Eric Bouvron

[Théâtre] L’art protéiforme d’Eric Bouvron

LA TRIBUNE DES TRÉTEAUX

La Danse du Gecko de et par Eric Bouvron

Ce soir de décembre 2023, la file des spectateurs s’étire et ne cesse de grossir en un fort bruissement de voix. Le hall, le parking, l’entrée du mini-jardin qui borde le théâtre Lucet Langenier, tout l’espace est envahi. L’affiche collée à l’angle du portail montre le visage d’un artiste de la scène bien connu de tous : Eric Bouvron. Chacun saisit la chance de pouvoir applaudir ce comédien aux talents multiples, récompensé d’un prestigieux Molière et dont la réputation passe les frontières.

Cette conception d’ouverture au monde, comme l’aime un globe-trotter, comme pour exprimer le besoin d’un Ailleurs sans limite, se ressent dans l’organisation du plateau. Les rideaux sont drapés en ondulations régulières et les lumières fabriquent une esthétique exotique : une tonalité bleue recrée l’intensité implacable des ciels aux abords du désert ; le choix d’un ocre foncé renvoie à la terre ancestrale de l’Afrique du Sud ; une plante verte ombrage une sorte de transat tout en lattes de bois rustique, tel un mobilier de kaz lontan.

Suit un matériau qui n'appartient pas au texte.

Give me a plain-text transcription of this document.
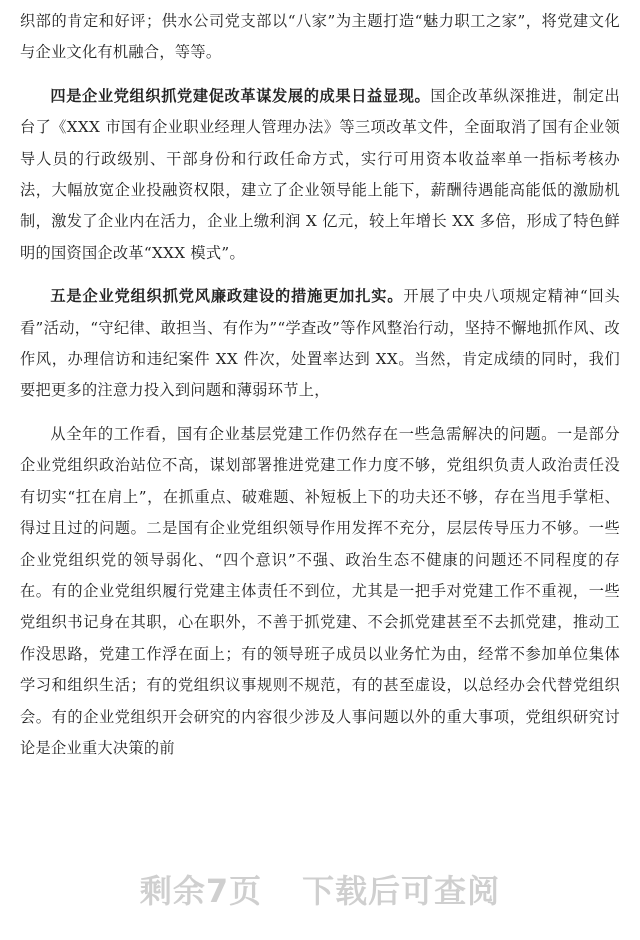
织部的肯定和好评；供水公司党支部以“八家”为主题打造“魅力职工之家”，将党建文化与企业文化有机融合，等等。

四是企业党组织抓党建促改革谋发展的成果日益显现。国企改革纵深推进，制定出台了《XXX 市国有企业职业经理人管理办法》等三项改革文件，全面取消了国有企业领导人员的行政级别、干部身份和行政任命方式，实行可用资本收益率单一指标考核办法，大幅放宽企业投融资权限，建立了企业领导能上能下，薪酬待遇能高能低的激励机制，激发了企业内在活力，企业上缴利润 X 亿元，较上年增长 XX 多倍，形成了特色鲜明的国资国企改革“XXX 模式”。

五是企业党组织抓党风廉政建设的措施更加扎实。开展了中央八项规定精神“回头看”活动，“守纪律、敢担当、有作为”“学查改”等作风整治行动，坚持不懈地抓作风、改作风，办理信访和违纪案件 XX 件次，处置率达到 XX。当然，肯定成绩的同时，我们要把更多的注意力投入到问题和薄弱环节上，

从全年的工作看，国有企业基层党建工作仍然存在一些急需解决的问题。一是部分企业党组织政治站位不高，谋划部署推进党建工作力度不够，党组织负责人政治责任没有切实“扛在肩上”，在抓重点、破难题、补短板上下的功夫还不够，存在当甩手掌柜、得过且过的问题。二是国有企业党组织领导作用发挥不充分，层层传导压力不够。一些企业党组织党的领导弱化、“四个意识”不强、政治生态不健康的问题还不同程度的存在。有的企业党组织履行党建主体责任不到位，尤其是一把手对党建工作不重视，一些党组织书记身在其职，心在职外，不善于抓党建、不会抓党建甚至不去抓党建，推动工作没思路，党建工作浮在面上；有的领导班子成员以业务忙为由，经常不参加单位集体学习和组织生活；有的党组织议事规则不规范，有的甚至虚设，以总经办会代替党组织会。有的企业党组织开会研究的内容很少涉及人事问题以外的重大事项，党组织研究讨论是企业重大决策的前

剩余7页 下载后可查阅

C’est l’idée d’un passage, d’un voyage à travers un immense continent. De fait, Eric Bouvron nous emmène à travers son pays natal tout en évoquant son départ pour l’Europe, la France, Paris et, au cœur de la Capitale, son arrivée au Café de La Gare.

Eric Bouvron

Rien dans le spectacle ne fait allusion aux obstacles et autres péripéties qui ont pu émailler cette épopée personnelle vers le succès. Notre artiste est envahi de son enfance et son être est riche de souvenirs. En route pour un film sans imagerie matérialisée ! Avec le titre, La Danse du Gecko, l’originalité est au rendez-vous. Tout est non seulement flash-back vers cette Afrique qu’Eric Bouvron connaît bien, mais aussi approche décalée. Et une sorte de bestiaire loufoque, qui met en scène gorille ou lion, se déplie devant nous comme un origami déjanté. La savane n’est pas seulement dessinée selon ses habitants les plus représentatifs ; le carnaval des animaux déconcerte : on passe du roi de la jungle au bousier, au scorpion, ou encore à la mouche. S’agit-il d’un conte ? Juste d’un magnifique appel à l’imagination.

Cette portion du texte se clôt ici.